Keenan wyjaśnił, że jednym z problemów jest to, że chociaż prace budowlane w tym rejonie trwają niemal bez przerwy, to i tak niewiele z nich pomaga rozwiązać problem niedoboru mieszkań dla mieszkańców.

Powiedział: „Ironią jest to, że podczas lockdownu wszyscy bogaci ludzie z dużymi domami mówili: »zbudujemy kolejny dom tuż obok« albo »zburzmy tę wiktoriańską rezydencję i postawimy na niej nową«.

„Projektom mieszkaniowym nie ma końca, a wybudowanie kilku mieszkań socjalnych lub przyzwoitych, niedrogich domów jest prawie niemożliwe. Myślę, że w tej okolicy na mieszkanie komunalne czeka około 6000 osób”.

Keenan dodał, że przejęcie terenów wiejskich przez superbogaczy w szybkich samochodach nie wpłynęło tylko na rynek nieruchomości.

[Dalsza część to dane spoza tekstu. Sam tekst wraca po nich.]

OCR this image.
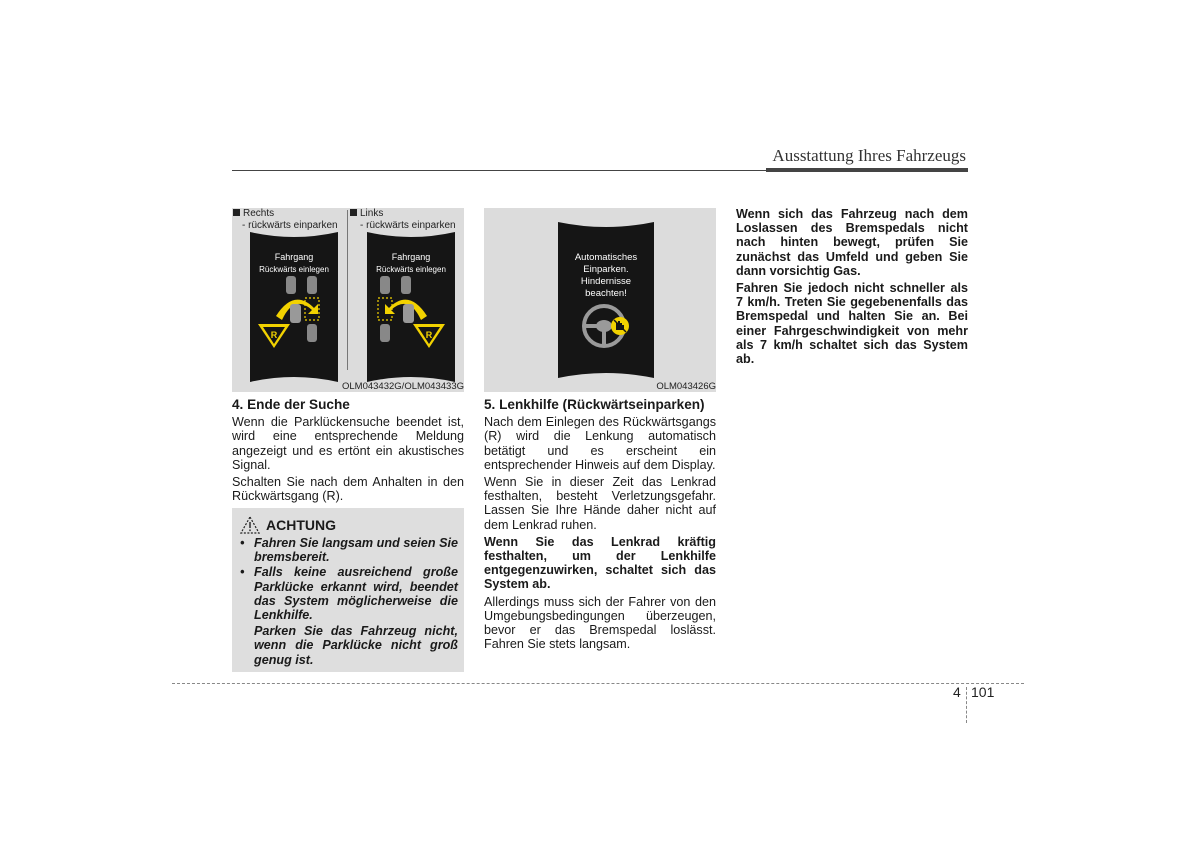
Ausstattung Ihres Fahrzeugs
Rechts
- rückwärts einparken
Links
- rückwärts einparken
Fahrgang
Rückwärts einlegen
R
Fahrgang
Rückwärts einlegen
R
OLM043432G/OLM043433G

4. Ende der Suche

Wenn die Parklückensuche beendet ist, wird eine entsprechende Meldung angezeigt und es ertönt ein akustisches Signal.

Schalten Sie nach dem Anhalten in den Rückwärtsgang (R).

ACHTUNG
• Fahren Sie langsam und seien Sie bremsbereit.
• Falls keine ausreichend große Parklücke erkannt wird, beendet das System möglicherweise die Lenkhilfe.
Parken Sie das Fahrzeug nicht, wenn die Parklücke nicht groß genug ist.
Automatisches
Einparken.
Hindernisse
beachten!
OLM043426G

5. Lenkhilfe (Rückwärtseinparken)

Nach dem Einlegen des Rückwärtsgangs (R) wird die Lenkung automatisch betätigt und es erscheint ein entsprechender Hinweis auf dem Display.

Wenn Sie in dieser Zeit das Lenkrad festhalten, besteht Verletzungsgefahr. Lassen Sie Ihre Hände daher nicht auf dem Lenkrad ruhen.

Wenn Sie das Lenkrad kräftig festhalten, um der Lenkhilfe entgegenzuwirken, schaltet sich das System ab.

Allerdings muss sich der Fahrer von den Umgebungsbedingungen überzeugen, bevor er das Bremspedal loslässt. Fahren Sie stets langsam.

Wenn sich das Fahrzeug nach dem Loslassen des Bremspedals nicht nach hinten bewegt, prüfen Sie zunächst das Umfeld und geben Sie dann vorsichtig Gas.

Fahren Sie jedoch nicht schneller als 7 km/h. Treten Sie gegebenenfalls das Bremspedal und halten Sie an. Bei einer Fahrgeschwindigkeit von mehr als 7 km/h schaltet sich das System ab.

4 101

Brak pracujących ludzi oznacza, że ​​obecnie brakuje pracowników w hotelach, sklepach i restauracjach, a wiele stanowisk pozostaje otwartych przez dłuższy czas.

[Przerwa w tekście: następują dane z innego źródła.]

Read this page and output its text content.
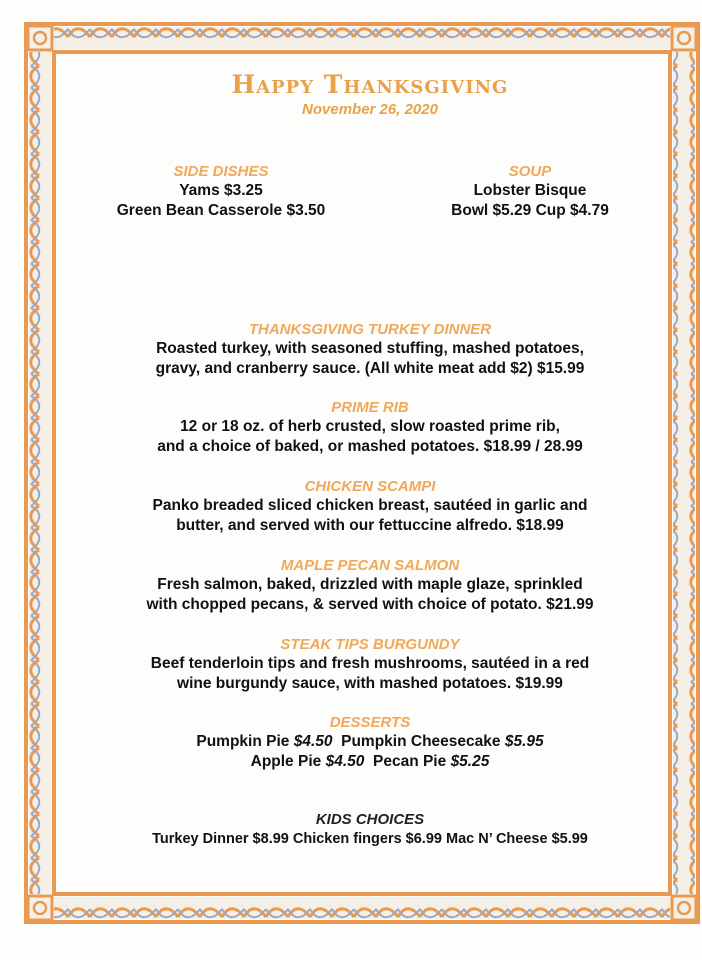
Happy Thanksgiving
November 26, 2020
SIDE DISHES
Yams $3.25
Green Bean Casserole $3.50
SOUP
Lobster Bisque
Bowl $5.29 Cup $4.79
THANKSGIVING TURKEY DINNER
Roasted turkey, with seasoned stuffing, mashed potatoes,
gravy, and cranberry sauce. (All white meat add $2) $15.99
PRIME RIB
12 or 18 oz. of herb crusted, slow roasted prime rib,
and a choice of baked, or mashed potatoes. $18.99 / 28.99
CHICKEN SCAMPI
Panko breaded sliced chicken breast, sautéed in garlic and
butter, and served with our fettuccine alfredo. $18.99
MAPLE PECAN SALMON
Fresh salmon, baked, drizzled with maple glaze, sprinkled
with chopped pecans, & served with choice of potato. $21.99
STEAK TIPS BURGUNDY
Beef tenderloin tips and fresh mushrooms, sautéed in a red
wine burgundy sauce, with mashed potatoes. $19.99
DESSERTS
Pumpkin Pie $4.50 Pumpkin Cheesecake $5.95
Apple Pie $4.50 Pecan Pie $5.25
KIDS CHOICES
Turkey Dinner $8.99 Chicken fingers $6.99 Mac N’ Cheese $5.99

„Musimy mieć coraz mniejszą siłę roboczą, która nie jest wystarczająca w stosunku do liczby restauracji, a wszędzie brakuje pracowników, więc jest to problem, który trzeba rozwiązać”.

Keenan ze swojej strony stara się znaleźć sposoby na wspieranie i pielęgnowanie ducha wspólnoty, który wciąż istnieje w tym rejonie.

Krótki spacer od stacji kolejowej Windermere, na stromym zboczu, na terenie dawnego gąszczu jeżyn, znajduje się „Windermere Food Farm”.

Keenan przekształcił działkę w duży ogród warzywny ze szklarniami z folii plastikowej. Obecnie grupa wolontariuszy, zajmująca się uprawą ekologicznych, zrównoważonych owoców i warzyw, zajmuje się wyłącznie produkcją żywności na potrzeby lokalnego banku żywności.

To jeden ze sposobów, w jaki mniej szczęśliwi mieszkańcy tego niezwykle pożądanego zakątka Wielkiej Brytanii mogą korzystać z zasobów naturalnych, jakie oferuje ten obszar.